Back to Bonn

Over the long weekend I visited Cologne (Köln) and Bonn. I had lived there in 2003 and it was now first time I had returned. When I originally moved there, it was my first real adventure, my first proper solo travel and for all intents and purposes the first time I had lived out of home. Initially shell-shocked, I gradually acclimatised and by the end, although I hungered for Australia, I was knew I was going to miss the place.

So now I arrived back, five years later and looked upon the same scene with more world-weary eyes. It was a bit of a head-spin to see things that were so familiar, such as the house I used to live in, but now so distant. Not much seemed to have changed, although shock-horror, Bonn now has a Starbucks. The weekend was very enjoyable and I even managed to get severely sunburnt after falling asleep on the grass at the Fischmarkt in Köln. Surely a metric of a holiday’s success is the level of sunburn?

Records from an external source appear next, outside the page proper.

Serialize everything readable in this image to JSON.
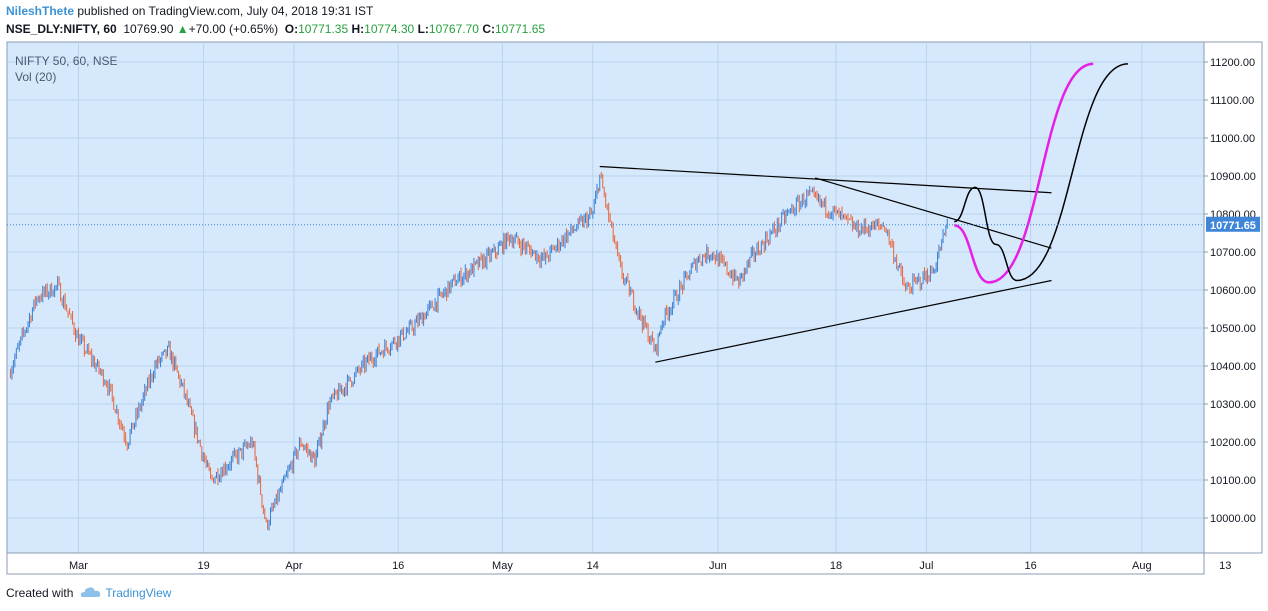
{
  "header": {
    "author": "NileshThete",
    "published_text": "published on TradingView.com, July 04, 2018 19:31 IST",
    "symbol": "NSE_DLY:NIFTY, 60",
    "last": "10769.90",
    "change": "+70.00 (+0.65%)",
    "o_label": "O:",
    "o_value": "10771.35",
    "h_label": "H:",
    "h_value": "10774.30",
    "l_label": "L:",
    "l_value": "10767.70",
    "c_label": "C:",
    "c_value": "10771.65"
  },
  "legend": {
    "title": "NIFTY 50, 60, NSE",
    "indicator": "Vol (20)"
  },
  "price_tag": "10771.65",
  "footer": {
    "created_with": "Created with",
    "brand": "TradingView"
  },
  "colors": {
    "background": "#d6e8fb",
    "grid": "#b9d3ee",
    "up": "#3a7fd5",
    "down": "#e8653a",
    "projection_magenta": "#e61ee6",
    "projection_black": "#000000",
    "price_tag": "#3f86d9",
    "brand": "#3a93d6"
  },
  "chart_data": {
    "type": "candlestick",
    "title": "NIFTY 50, 60, NSE",
    "interval": "60",
    "y_axis": {
      "ticks": [
        "10000.00",
        "10100.00",
        "10200.00",
        "10300.00",
        "10400.00",
        "10500.00",
        "10600.00",
        "10700.00",
        "10800.00",
        "10900.00",
        "11000.00",
        "11100.00",
        "11200.00"
      ],
      "range": [
        9920,
        11240
      ]
    },
    "x_axis": {
      "ticks": [
        "Mar",
        "19",
        "Apr",
        "16",
        "May",
        "14",
        "Jun",
        "18",
        "Jul",
        "16",
        "Aug",
        "13"
      ]
    },
    "current_price": 10771.65,
    "close_path": [
      {
        "date": "2018-02-19",
        "price": 10380
      },
      {
        "date": "2018-02-23",
        "price": 10580
      },
      {
        "date": "2018-02-26",
        "price": 10610
      },
      {
        "date": "2018-03-01",
        "price": 10470
      },
      {
        "date": "2018-03-05",
        "price": 10360
      },
      {
        "date": "2018-03-08",
        "price": 10200
      },
      {
        "date": "2018-03-12",
        "price": 10400
      },
      {
        "date": "2018-03-14",
        "price": 10440
      },
      {
        "date": "2018-03-16",
        "price": 10340
      },
      {
        "date": "2018-03-20",
        "price": 10100
      },
      {
        "date": "2018-03-23",
        "price": 10150
      },
      {
        "date": "2018-03-26",
        "price": 10200
      },
      {
        "date": "2018-03-28",
        "price": 9980
      },
      {
        "date": "2018-04-02",
        "price": 10200
      },
      {
        "date": "2018-04-04",
        "price": 10150
      },
      {
        "date": "2018-04-06",
        "price": 10300
      },
      {
        "date": "2018-04-12",
        "price": 10420
      },
      {
        "date": "2018-04-18",
        "price": 10500
      },
      {
        "date": "2018-04-24",
        "price": 10620
      },
      {
        "date": "2018-04-30",
        "price": 10700
      },
      {
        "date": "2018-05-02",
        "price": 10740
      },
      {
        "date": "2018-05-07",
        "price": 10680
      },
      {
        "date": "2018-05-10",
        "price": 10740
      },
      {
        "date": "2018-05-14",
        "price": 10800
      },
      {
        "date": "2018-05-15",
        "price": 10900
      },
      {
        "date": "2018-05-18",
        "price": 10650
      },
      {
        "date": "2018-05-23",
        "price": 10440
      },
      {
        "date": "2018-05-24",
        "price": 10520
      },
      {
        "date": "2018-05-29",
        "price": 10680
      },
      {
        "date": "2018-05-31",
        "price": 10700
      },
      {
        "date": "2018-06-04",
        "price": 10620
      },
      {
        "date": "2018-06-06",
        "price": 10690
      },
      {
        "date": "2018-06-11",
        "price": 10800
      },
      {
        "date": "2018-06-14",
        "price": 10850
      },
      {
        "date": "2018-06-18",
        "price": 10800
      },
      {
        "date": "2018-06-21",
        "price": 10760
      },
      {
        "date": "2018-06-25",
        "price": 10770
      },
      {
        "date": "2018-06-28",
        "price": 10600
      },
      {
        "date": "2018-07-02",
        "price": 10650
      },
      {
        "date": "2018-07-04",
        "price": 10771.65
      }
    ],
    "drawings": [
      {
        "name": "upper-trendline",
        "type": "line",
        "points": [
          {
            "date": "2018-05-15",
            "price": 10925
          },
          {
            "date": "2018-07-19",
            "price": 10856
          }
        ]
      },
      {
        "name": "descending-trendline",
        "type": "line",
        "points": [
          {
            "date": "2018-06-15",
            "price": 10895
          },
          {
            "date": "2018-07-19",
            "price": 10710
          }
        ]
      },
      {
        "name": "lower-trendline",
        "type": "line",
        "points": [
          {
            "date": "2018-05-23",
            "price": 10410
          },
          {
            "date": "2018-07-19",
            "price": 10625
          }
        ]
      },
      {
        "name": "projection-magenta",
        "type": "curve",
        "points": [
          {
            "date": "2018-07-05",
            "price": 10770
          },
          {
            "date": "2018-07-10",
            "price": 10620
          },
          {
            "date": "2018-07-25",
            "price": 11195
          }
        ]
      },
      {
        "name": "projection-black",
        "type": "curve",
        "points": [
          {
            "date": "2018-07-05",
            "price": 10780
          },
          {
            "date": "2018-07-08",
            "price": 10870
          },
          {
            "date": "2018-07-11",
            "price": 10720
          },
          {
            "date": "2018-07-14",
            "price": 10625
          },
          {
            "date": "2018-07-30",
            "price": 11195
          }
        ]
      }
    ]
  }
}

I happened to be there for a lover’s tree festival of sorts (the proper name of it escapes me). It happens every year, and is particular to this area of Germany. What happens is a bloke and his mates drive out and chop down a tree, bring it back to the city, decorate it with streamers, attach a sweetheart’s name to it, and tie it to a pole, or somewhere close to her abode. Typically, some amount of beer is involved in this whole exercise, as is the German fashion. While the trees go up – cable-tied to street poles or whatever sturdy fixture is at hand – other lads are running around pulling down others’s trees for shits and giggles, or to reappropriate for their own sweetheart. Thus, the original owner often has to stick around his tree late in to the night to make sure no-one steals it. He has his friends and liquor to keep him amused, and apparently girls parents will often come out and give the boy some beer. In the morning, the girl awakens, and promptly judges the boy based on the tree (yes, size does count) and the artistic sensibility of the decorations.

This year, being a leap year, the roles were reversed. Girls were supposed to put up trees for the guys, although quite a few guys were still hard at work, judging by the names on trees around the city.